The machine is a Dual PIII with 512Meg of RAM, running FreeBSD 4.0-STABLE
from April 22nd ...

pgsql% truss -p 7100

Shows zilch ...

Since this is a production server, I can't just leave it there hung like
that, but if someone wants to give some instructions on what to do the
next time this happens, please feel free to do so, and I'll add that to my
list ... maybe run a gdb command on it, since truss doesn't appear to
help?

At this time, I consider this to be a show-stopper on the release ... this
is what happened the last time when the result appeared to be the index
corruption ... this time, I've checked a VACUUM after re-starting and it
doesn't appear to be a problem, but they might not have been related, just
a fluke ...

Marc G. Fournier ICQ#7615664 IRC Nick: Scrappy
Systems Administrator @ hub.org
primary: scrappy@hub.org secondary: scrappy@{freebsd|postgresql}.org

Marc G. Fournier ICQ#7615664 IRC Nick: Scrappy
Systems Administrator @ hub.org
primary: scrappy@hub.org secondary: scrappy@{freebsd|postgresql}.org

#8Tom Lane
tgl@sss.pgh.pa.us
In reply to: The Hermit Hacker (#5)
Re: It happened again: Server hung up solid

The Hermit Hacker <scrappy@hub.org> writes:

kill -ABRT does nothing:

Oh?

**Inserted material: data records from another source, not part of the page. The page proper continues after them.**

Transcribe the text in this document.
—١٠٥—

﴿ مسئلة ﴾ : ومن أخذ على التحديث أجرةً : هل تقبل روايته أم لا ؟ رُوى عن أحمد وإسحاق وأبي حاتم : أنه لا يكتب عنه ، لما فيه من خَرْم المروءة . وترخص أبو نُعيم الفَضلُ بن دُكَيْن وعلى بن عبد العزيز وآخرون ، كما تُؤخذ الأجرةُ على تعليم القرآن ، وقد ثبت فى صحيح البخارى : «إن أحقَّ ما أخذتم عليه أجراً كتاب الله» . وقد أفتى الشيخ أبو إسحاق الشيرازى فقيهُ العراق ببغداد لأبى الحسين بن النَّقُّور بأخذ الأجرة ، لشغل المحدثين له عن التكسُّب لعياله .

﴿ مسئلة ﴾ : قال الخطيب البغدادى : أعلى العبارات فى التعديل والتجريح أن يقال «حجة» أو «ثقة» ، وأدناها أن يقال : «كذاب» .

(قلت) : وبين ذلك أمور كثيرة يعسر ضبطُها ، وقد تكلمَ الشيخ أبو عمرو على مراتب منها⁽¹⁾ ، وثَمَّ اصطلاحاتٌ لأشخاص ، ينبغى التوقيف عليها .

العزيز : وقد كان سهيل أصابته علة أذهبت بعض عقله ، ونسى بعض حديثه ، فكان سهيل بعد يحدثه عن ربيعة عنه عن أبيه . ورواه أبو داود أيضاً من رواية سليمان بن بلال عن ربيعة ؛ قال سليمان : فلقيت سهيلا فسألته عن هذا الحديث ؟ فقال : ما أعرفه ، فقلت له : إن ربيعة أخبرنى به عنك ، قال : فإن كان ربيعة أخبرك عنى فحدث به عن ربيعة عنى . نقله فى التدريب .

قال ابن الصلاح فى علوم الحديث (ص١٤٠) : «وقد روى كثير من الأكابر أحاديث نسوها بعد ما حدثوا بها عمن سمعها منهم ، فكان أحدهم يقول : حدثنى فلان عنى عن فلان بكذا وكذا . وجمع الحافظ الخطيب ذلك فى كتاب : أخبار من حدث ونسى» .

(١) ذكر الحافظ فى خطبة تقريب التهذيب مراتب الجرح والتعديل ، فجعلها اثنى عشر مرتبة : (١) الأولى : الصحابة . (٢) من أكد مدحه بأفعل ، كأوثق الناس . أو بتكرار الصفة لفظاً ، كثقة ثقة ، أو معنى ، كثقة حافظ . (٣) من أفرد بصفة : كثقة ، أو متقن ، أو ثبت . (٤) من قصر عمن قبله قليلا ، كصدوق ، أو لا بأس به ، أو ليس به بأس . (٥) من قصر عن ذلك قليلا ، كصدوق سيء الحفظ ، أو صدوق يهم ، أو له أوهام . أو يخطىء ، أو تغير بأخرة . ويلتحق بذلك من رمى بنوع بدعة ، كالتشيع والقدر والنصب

Must be hung up in a kernel call then. That will probably mean
that you can't attach to the stuck process with gdb either (though
it'd be worth trying, since a backtrace would be mighty useful if
you could get it).

My next thought is to truss the postmaster process before it hangs
up, with hopes of finding out what kernel call is hanging.

Also, you might try netstat to see if you can see any freshly-opened
incoming connections when it happens. Also, "lsof -p" or local
equivalent on the stuck postmaster.

regards, tom lane

#9Michael Robinson
robinson@netrinsics.com
In reply to: Tom Lane (#8)
Re: It happened again: Server hung up solid

Try killing the postmaster itself in such a way as to produce a coredump
(kill -ABORT ought to do) and get a backtrace from that.

The "gcore" command (on most modern unices) will generate a core dump of a
running process without killing the process. It seems that would be more
useful in this circumstance.

-Michael Robinson

#10The Hermit Hacker
scrappy@hub.org
In reply to: Michael Robinson (#9)
Re: Re: It happened again: Server hung up solid

*sigh*

gcore 87721

gcore: /proc/87721/file: No such file or directory

On Mon, 8 May 2000, Michael Robinson wrote:

Try killing the postmaster itself in such a way as to produce a coredump
(kill -ABORT ought to do) and get a backtrace from that.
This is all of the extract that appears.